Indeed, now E-mu is just the upscale arm of Creative Labs... but CL did let them run with instruments for a good while after they acquired E-mu in March 1993. The last E-mu hardware (the PX-7 command station, plus a couple more Proteus2000 expansion ROMs) was released in 2003. This is around when the first generation of the Proteus X/Emulator X software crept out the door (late 2002/early 2003), and pretty much put the nail in the coffin for E-mu instruments. From there on, they've been strictly PC hardware and software (well, plus a studio monitor).
For a great article on E-mu history (well, up to September 2002), try this Sound On Sound magazine article:
http://www.soundonsound.com/sos/Sep02/articles/emuanniversary.asp
Note how fast CL threw out one of the founders (the morning after the deal went through)...
Along the way, Creative Labs also tried to fold Ensoniq into the E-mu branch of the company... then killed off the name completely.

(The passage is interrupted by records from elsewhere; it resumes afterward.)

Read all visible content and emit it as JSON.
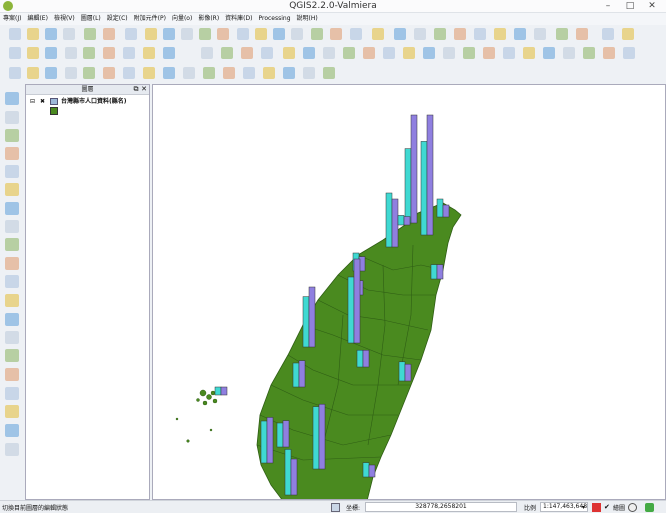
{
  "window": {
    "title": "QGIS2.2.0-Valmiera",
    "minimize": "–",
    "maximize": "□",
    "close": "✕"
  },
  "menu": [
    "專案(J)",
    "編輯(E)",
    "檢視(V)",
    "圖層(L)",
    "設定(C)",
    "附加元件(P)",
    "向量(o)",
    "影像(R)",
    "資料庫(D)",
    "Processing",
    "說明(H)"
  ],
  "layers_panel": {
    "title": "圖層",
    "float_label": "⧉",
    "close_label": "✕",
    "layer_name": "台灣縣市人口資料(縣名)",
    "expand_label": "⊟",
    "checked_label": "✖",
    "fill_color": "#4a8a1f"
  },
  "map": {
    "land_color": "#4a8a1f",
    "bar_colors": [
      "#3fd9d2",
      "#8f7fe0"
    ],
    "regions": [
      {
        "name": "taipei",
        "values": [
          0.78,
          1.0
        ]
      },
      {
        "name": "newtaipei",
        "values": [
          0.62,
          0.9
        ]
      },
      {
        "name": "keelung",
        "values": [
          0.15,
          0.1
        ]
      },
      {
        "name": "taoyuan",
        "values": [
          0.45,
          0.4
        ]
      },
      {
        "name": "hsinchu",
        "values": [
          0.15,
          0.12
        ]
      },
      {
        "name": "yilan",
        "values": [
          0.12,
          0.12
        ]
      },
      {
        "name": "miaoli",
        "values": [
          0.14,
          0.12
        ]
      },
      {
        "name": "taichung",
        "values": [
          0.55,
          0.7
        ]
      },
      {
        "name": "changhua",
        "values": [
          0.42,
          0.5
        ]
      },
      {
        "name": "nantou",
        "values": [
          0.14,
          0.14
        ]
      },
      {
        "name": "yunlin",
        "values": [
          0.2,
          0.22
        ]
      },
      {
        "name": "chiayi",
        "values": [
          0.16,
          0.14
        ]
      },
      {
        "name": "tainan",
        "values": [
          0.35,
          0.38
        ]
      },
      {
        "name": "kaohsiung",
        "values": [
          0.52,
          0.54
        ]
      },
      {
        "name": "pingtung",
        "values": [
          0.2,
          0.22
        ]
      },
      {
        "name": "hualien",
        "values": [
          0.12,
          0.1
        ]
      },
      {
        "name": "taitung",
        "values": [
          0.08,
          0.07
        ]
      },
      {
        "name": "penghu",
        "values": [
          0.06,
          0.06
        ]
      },
      {
        "name": "south",
        "values": [
          0.38,
          0.3
        ]
      }
    ]
  },
  "status": {
    "message": "切換目前圖層的編輯狀態",
    "coord_label": "坐標:",
    "coord_value": "328778,2658201",
    "scale_label": "比例",
    "scale_value": "1:147,463,648",
    "render_label": "繪圖"
  }
}
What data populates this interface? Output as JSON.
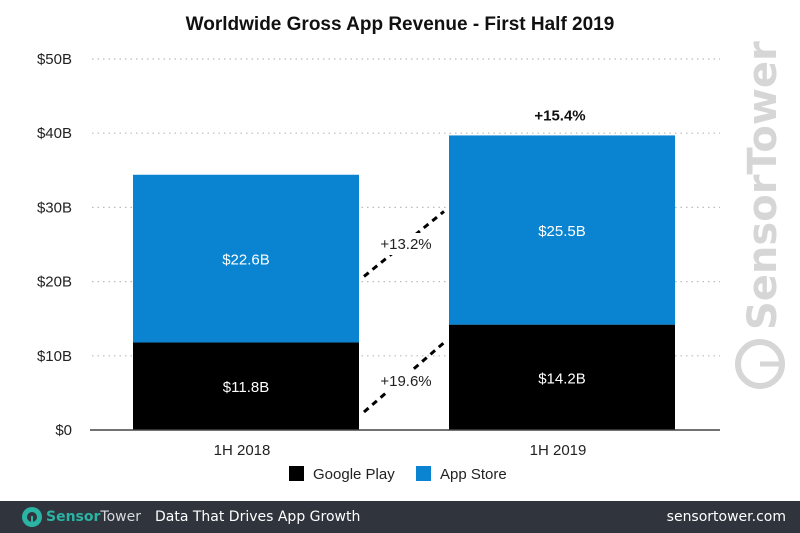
{
  "chart_data": {
    "type": "bar",
    "stacked": true,
    "title": "Worldwide Gross App Revenue - First Half 2019",
    "xlabel": "",
    "ylabel": "",
    "categories": [
      "1H 2018",
      "1H 2019"
    ],
    "series": [
      {
        "name": "Google Play",
        "color": "#000000",
        "values": [
          11.8,
          14.2
        ],
        "labels": [
          "$11.8B",
          "$14.2B"
        ]
      },
      {
        "name": "App Store",
        "color": "#0a84d0",
        "values": [
          22.6,
          25.5
        ],
        "labels": [
          "$22.6B",
          "$25.5B"
        ]
      }
    ],
    "ylim": [
      0,
      50
    ],
    "yticks": [
      0,
      10,
      20,
      30,
      40,
      50
    ],
    "ytick_labels": [
      "$0",
      "$10B",
      "$20B",
      "$30B",
      "$40B",
      "$50B"
    ],
    "grid": true,
    "annotations": {
      "google_play_growth": "+19.6%",
      "app_store_growth": "+13.2%",
      "total_growth": "+15.4%"
    },
    "legend": {
      "placement": "bottom-center",
      "entries": [
        "Google Play",
        "App Store"
      ]
    },
    "watermark": "SensorTower"
  },
  "footer": {
    "brand_part1": "Sensor",
    "brand_part2": "Tower",
    "tagline": "Data That Drives App Growth",
    "site": "sensortower.com"
  }
}
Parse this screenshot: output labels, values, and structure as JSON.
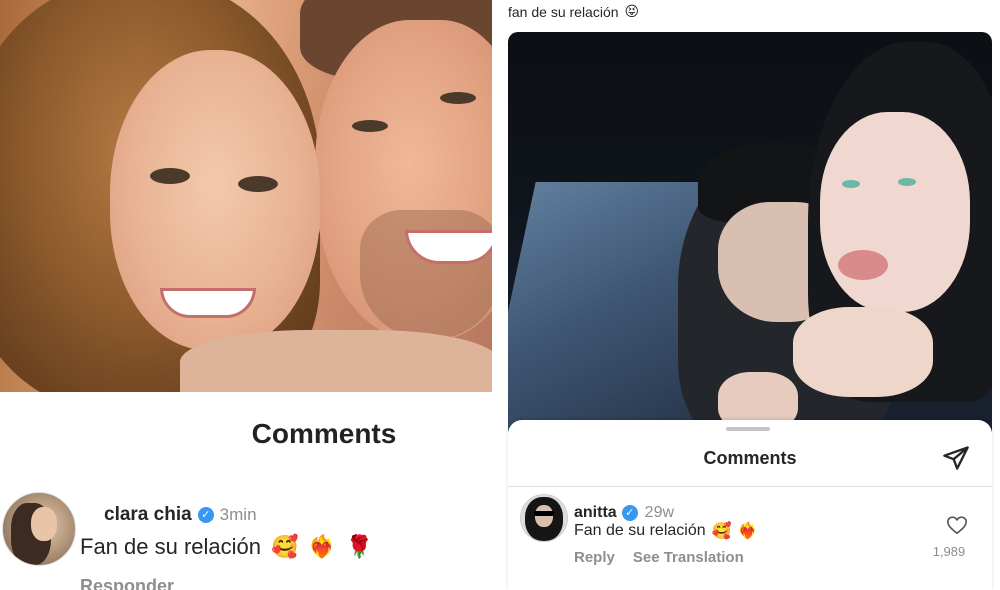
{
  "left": {
    "comments_title": "Comments",
    "comment": {
      "username": "clara chia",
      "time": "3min",
      "text": "Fan de su relación",
      "emojis": [
        "🥰",
        "❤️‍🔥",
        "🌹"
      ],
      "reply_label": "Responder"
    }
  },
  "right": {
    "caption": "fan de su relación",
    "caption_emoji": "😝",
    "comments_title": "Comments",
    "comment": {
      "username": "anitta",
      "time": "29w",
      "text": "Fan de su relación",
      "emojis": [
        "🥰",
        "❤️‍🔥"
      ],
      "reply_label": "Reply",
      "translation_label": "See Translation",
      "like_count": "1,989"
    }
  },
  "colors": {
    "verified": "#3897f0",
    "muted_text": "#8e8e8e",
    "primary_text": "#262626"
  },
  "icons": [
    "verified-badge-icon",
    "send-icon",
    "heart-icon"
  ]
}
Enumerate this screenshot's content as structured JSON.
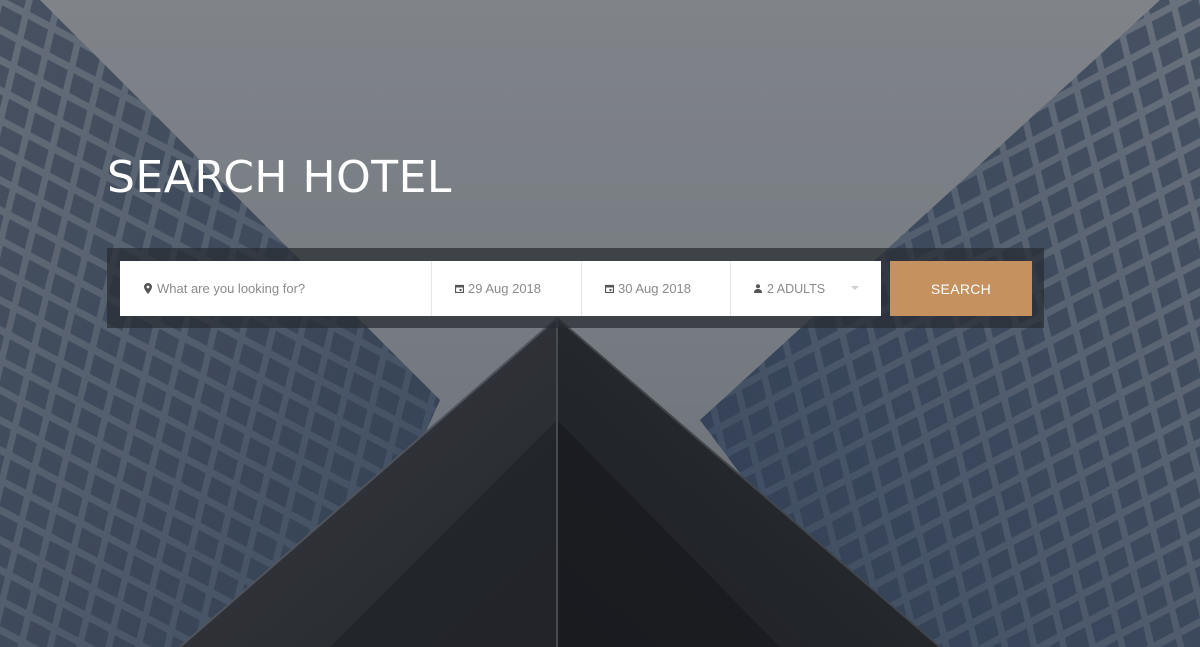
{
  "hero": {
    "title": "SEARCH HOTEL"
  },
  "search": {
    "keyword_placeholder": "What are you looking for?",
    "keyword_value": "",
    "checkin_date": "29 Aug 2018",
    "checkout_date": "30 Aug 2018",
    "guests": "2 ADULTS",
    "button_label": "SEARCH"
  },
  "icons": {
    "location": "map-pin-icon",
    "checkin": "calendar-icon",
    "checkout": "calendar-icon",
    "guests": "person-icon",
    "dropdown": "chevron-down-icon"
  },
  "colors": {
    "accent": "#c4915f",
    "bar_background": "#2a2d32",
    "field_background": "#ffffff",
    "field_text": "#8a8a8a"
  }
}
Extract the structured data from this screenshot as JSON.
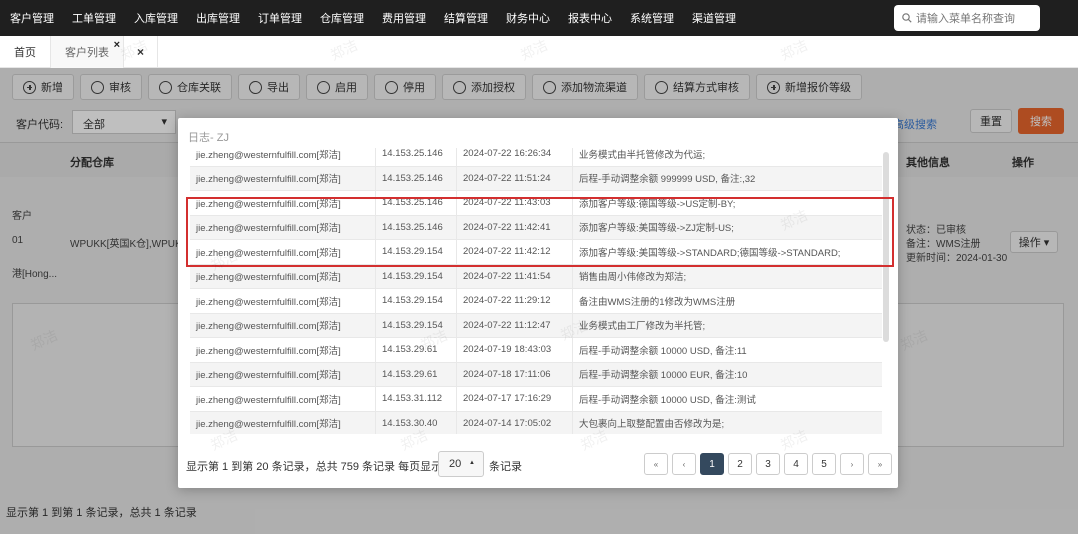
{
  "nav": {
    "menus": [
      "客户管理",
      "工单管理",
      "入库管理",
      "出库管理",
      "订单管理",
      "仓库管理",
      "费用管理",
      "结算管理",
      "财务中心",
      "报表中心",
      "系统管理",
      "渠道管理"
    ],
    "search_placeholder": "请输入菜单名称查询"
  },
  "tabs": {
    "home": "首页",
    "customers": "客户列表",
    "close": "×"
  },
  "toolbar": [
    "新增",
    "审核",
    "仓库关联",
    "导出",
    "启用",
    "停用",
    "添加授权",
    "添加物流渠道",
    "结算方式审核",
    "新增报价等级"
  ],
  "filter": {
    "label": "客户代码:",
    "value": "全部",
    "advanced": "高级搜索",
    "reset": "重置",
    "search": "搜索"
  },
  "grid": {
    "headers": {
      "warehouse": "分配仓库",
      "other": "其他信息",
      "ops": "操作"
    },
    "left_cells": [
      "客户",
      "01",
      "港[Hong..."
    ],
    "warehouse_cell": "WPUKK[英国K仓],WPUK...",
    "other_info": [
      "状态：已审核",
      "备注：WMS注册",
      "更新时间：2024-01-30"
    ],
    "op_label": "操作"
  },
  "footer": "显示第 1 到第 1 条记录，总共 1 条记录",
  "modal": {
    "title": "日志- ZJ",
    "rows": [
      {
        "user": "jie.zheng@westernfulfill.com[郑洁]",
        "ip": "14.153.25.146",
        "time": "2024-07-22 16:26:34",
        "msg": "业务模式由半托管修改为代运;"
      },
      {
        "user": "jie.zheng@westernfulfill.com[郑洁]",
        "ip": "14.153.25.146",
        "time": "2024-07-22 11:51:24",
        "msg": "后程-手动调整余额 999999 USD, 备注:,32"
      },
      {
        "user": "jie.zheng@westernfulfill.com[郑洁]",
        "ip": "14.153.25.146",
        "time": "2024-07-22 11:43:03",
        "msg": "添加客户等级:德国等级->US定制-BY;"
      },
      {
        "user": "jie.zheng@westernfulfill.com[郑洁]",
        "ip": "14.153.25.146",
        "time": "2024-07-22 11:42:41",
        "msg": "添加客户等级:美国等级->ZJ定制-US;"
      },
      {
        "user": "jie.zheng@westernfulfill.com[郑洁]",
        "ip": "14.153.29.154",
        "time": "2024-07-22 11:42:12",
        "msg": "添加客户等级:美国等级->STANDARD;德国等级->STANDARD;"
      },
      {
        "user": "jie.zheng@westernfulfill.com[郑洁]",
        "ip": "14.153.29.154",
        "time": "2024-07-22 11:41:54",
        "msg": "销售由周小伟修改为郑洁;"
      },
      {
        "user": "jie.zheng@westernfulfill.com[郑洁]",
        "ip": "14.153.29.154",
        "time": "2024-07-22 11:29:12",
        "msg": "备注由WMS注册的1修改为WMS注册"
      },
      {
        "user": "jie.zheng@westernfulfill.com[郑洁]",
        "ip": "14.153.29.154",
        "time": "2024-07-22 11:12:47",
        "msg": "业务模式由工厂修改为半托管;"
      },
      {
        "user": "jie.zheng@westernfulfill.com[郑洁]",
        "ip": "14.153.29.61",
        "time": "2024-07-19 18:43:03",
        "msg": "后程-手动调整余额 10000 USD, 备注:11"
      },
      {
        "user": "jie.zheng@westernfulfill.com[郑洁]",
        "ip": "14.153.29.61",
        "time": "2024-07-18 17:11:06",
        "msg": "后程-手动调整余额 10000 EUR, 备注:10"
      },
      {
        "user": "jie.zheng@westernfulfill.com[郑洁]",
        "ip": "14.153.31.112",
        "time": "2024-07-17 17:16:29",
        "msg": "后程-手动调整余额 10000 USD, 备注:测试"
      },
      {
        "user": "jie.zheng@westernfulfill.com[郑洁]",
        "ip": "14.153.30.40",
        "time": "2024-07-14 17:05:02",
        "msg": "大包裹向上取整配置由否修改为是;"
      }
    ],
    "pager_text": "显示第 1 到第 20 条记录，总共 759 条记录 每页显示",
    "page_size": "20",
    "pager_suffix": "条记录",
    "pages": [
      "«",
      "‹",
      "1",
      "2",
      "3",
      "4",
      "5",
      "›",
      "»"
    ],
    "active_page": "1"
  },
  "watermark": "郑洁"
}
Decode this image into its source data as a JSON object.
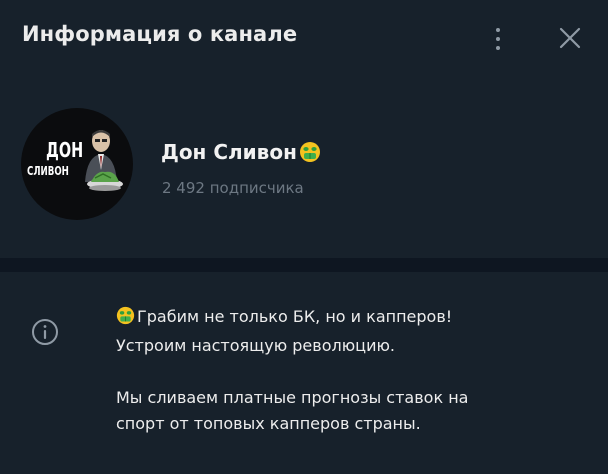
{
  "header": {
    "title": "Информация о канале"
  },
  "profile": {
    "avatar_title": "ДОН",
    "avatar_subtitle": "СЛИВОН",
    "name": "Дон Сливон",
    "subscribers": "2 492 подписчика"
  },
  "info": {
    "line1": "Грабим не только БК, но и капперов!",
    "line2": "Устроим настоящую революцию.",
    "line3": "Мы сливаем платные прогнозы ставок на",
    "line4": "спорт от топовых капперов страны."
  },
  "icons": {
    "menu": "more-vertical-icon",
    "close": "close-icon",
    "emoji": "money-mouth-face-icon",
    "info": "info-icon"
  },
  "colors": {
    "background": "#17212b",
    "divider": "#0e1621",
    "muted_text": "#6d7883",
    "icon": "#8f9aa5"
  }
}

Yes, with great moaning and lamentations, I'm afraid we've seen the last of the "old" E-mu. From here on out, it's only E-mu in name, not in spirit (but admit it... who wouldn't kill to get a full G-chip, H-chip, R-chip based sound card for their PC, with all the filters that were in the Morpheus and UltraProteus? A full on E-mu instrument in a single plug-and-play card. It would be freakin' brilliant! But would Creative ever let them do it?)